Aber Woman-Frauen wollen auch selbst etwas bewegen, schließlich sind sie selbstbewusst undsoweiter. Deswegen berät ihr Blatt sie auch in Berufsfragen. »Lachen - das beste Rezept für Leistung und Erfolg« lernt man dort, Heiterkeitsseminare seien total angesagt, in den USA habe Kodak gar »Humorpausenräume eingerichtet, in denen die Mitarbeiter Comics lesen«.

Dabei gibt es derzeit gar nicht viel zu lachen, wie Woman nur zwei Seiten weiter verrät: »Deutschland stöhnt, Konkurrenzdruck, Kündigungen, Krisenstimmung«. Das Rezept dagegen? Nein, nicht der Humorpausenraum, stupid, sondern »Hoch-Zeit für Teilzeit«.

Leider hat auch der Teilzeitjob einen entscheidenden Nachteil: die Kollegen. Wichtigtuer, Alkoholiker, Pseudobosse, Ideenklauer werden von Woman jedoch schnell zum Schweigen gebracht, und falls Tipps wie »Unterrichten Sie Ihren Vorgesetzten«, vulgo Petzen, nicht funktionieren, kann Frau sich ja immer noch selbständig machen. Zum Beispiel mit einem Kochbuchladen.

Oder sie kann einfach zu Hause bleiben. Dort gibt es schließlich eine Menge zu tun. Etwa Stecknadeln dicht an dicht in dicke Kerzen pieksen (Wohntrend Voodoo-Zauber), Linsen und Mungobohnen in kleine Gläser schütten und bunte Haushaltskerzen hineinpflanzen oder Stahlscheuerschwämme um Teelichter drapieren (»Saubere Lösung«). Und dann ist es auch schon wieder Zeit fürs Kochen. Kartoffeln etwa, als Gratin mit Birnen und knusprigem Bacon, oder vielleicht auch als Püree mit Merguez.

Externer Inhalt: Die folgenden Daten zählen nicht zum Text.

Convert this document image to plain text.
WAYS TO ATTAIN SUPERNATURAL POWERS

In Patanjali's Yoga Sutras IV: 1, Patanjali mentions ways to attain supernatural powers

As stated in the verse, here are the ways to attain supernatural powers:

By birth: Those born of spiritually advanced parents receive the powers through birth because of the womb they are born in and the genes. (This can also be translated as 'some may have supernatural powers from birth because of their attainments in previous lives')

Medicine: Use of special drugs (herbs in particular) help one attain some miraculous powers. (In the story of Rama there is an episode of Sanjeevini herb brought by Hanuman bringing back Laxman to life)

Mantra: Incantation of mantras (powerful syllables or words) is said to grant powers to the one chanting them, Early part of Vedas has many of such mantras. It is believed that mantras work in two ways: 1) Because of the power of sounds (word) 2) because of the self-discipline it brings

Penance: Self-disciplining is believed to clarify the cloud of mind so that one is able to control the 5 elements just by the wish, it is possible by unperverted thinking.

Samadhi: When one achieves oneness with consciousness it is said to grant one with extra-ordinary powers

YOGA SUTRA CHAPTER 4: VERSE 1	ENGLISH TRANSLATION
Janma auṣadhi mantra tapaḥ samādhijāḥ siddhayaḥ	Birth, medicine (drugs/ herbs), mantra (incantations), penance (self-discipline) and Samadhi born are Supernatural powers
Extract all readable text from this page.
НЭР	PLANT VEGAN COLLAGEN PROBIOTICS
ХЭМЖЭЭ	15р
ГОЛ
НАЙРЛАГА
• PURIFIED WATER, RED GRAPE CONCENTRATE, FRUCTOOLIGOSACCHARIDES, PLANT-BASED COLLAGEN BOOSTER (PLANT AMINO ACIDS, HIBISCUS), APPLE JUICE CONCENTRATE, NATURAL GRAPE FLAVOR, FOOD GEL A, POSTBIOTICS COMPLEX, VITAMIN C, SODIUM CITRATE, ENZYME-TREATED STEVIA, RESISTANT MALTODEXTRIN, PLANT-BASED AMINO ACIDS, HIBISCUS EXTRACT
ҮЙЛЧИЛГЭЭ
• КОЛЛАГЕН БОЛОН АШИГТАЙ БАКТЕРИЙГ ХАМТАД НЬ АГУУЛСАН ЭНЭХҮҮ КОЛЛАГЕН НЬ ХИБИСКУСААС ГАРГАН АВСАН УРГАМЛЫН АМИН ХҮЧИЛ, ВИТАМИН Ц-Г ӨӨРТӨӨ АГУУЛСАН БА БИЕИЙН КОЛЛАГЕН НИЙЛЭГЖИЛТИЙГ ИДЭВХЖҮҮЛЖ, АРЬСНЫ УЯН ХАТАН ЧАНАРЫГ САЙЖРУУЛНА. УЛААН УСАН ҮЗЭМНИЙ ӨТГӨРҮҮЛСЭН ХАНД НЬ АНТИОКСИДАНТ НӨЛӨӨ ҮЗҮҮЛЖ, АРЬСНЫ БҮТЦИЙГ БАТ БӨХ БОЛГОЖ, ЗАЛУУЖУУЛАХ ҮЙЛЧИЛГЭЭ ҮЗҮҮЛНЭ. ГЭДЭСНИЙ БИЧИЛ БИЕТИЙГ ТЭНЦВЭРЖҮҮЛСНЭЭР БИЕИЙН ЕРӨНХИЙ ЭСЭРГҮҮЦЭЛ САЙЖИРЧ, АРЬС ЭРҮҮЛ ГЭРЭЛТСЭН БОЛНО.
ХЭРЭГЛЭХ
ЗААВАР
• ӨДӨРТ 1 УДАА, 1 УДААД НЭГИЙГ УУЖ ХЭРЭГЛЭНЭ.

Dabei spart Woman nicht mit guten Ratschlägen. Wer hätte nicht schon einmal »versucht, mit dem Schneebesen Milch aufzuschlagen? Eine Qual!« Deswegen stellt das Blatt vier verschiedene Schaumschläger vor, vom »schlichten Wunderwerk« bis zum »Öko-Allrounder«, der mit Solarenergie funktioniert.

Falls sich eines der Dinger zufällig in den Haaren der Userin verfängt, auch kein Problem:Woman zeigt auf den Beauty-Seiten schon mal die neuen Trendfrisuren, und demnach sind fransige Spitzen sowieso gerade unglaublich angesagt. Dann noch ein wenig »Solidarität«-Lippenstift von Avon aufgelegt, und ab in den Garten. »Blumen pflanzen macht schlank«, 30 Minuten lang zu gärtnern entspricht dem, was man mit einer Viertelstunde Jogging erreicht.

Rundum fit kann die Frau sich dann ans Erholungsprogramm machen: »Es wird Meer gelesen«, heißt es auf den Bücherseiten, bloß Comics für den Humorpausenraum werden leider nicht empfohlen. Doch das passiert bestimmt in der nächsten Nummer. Aber in welcher Farbe?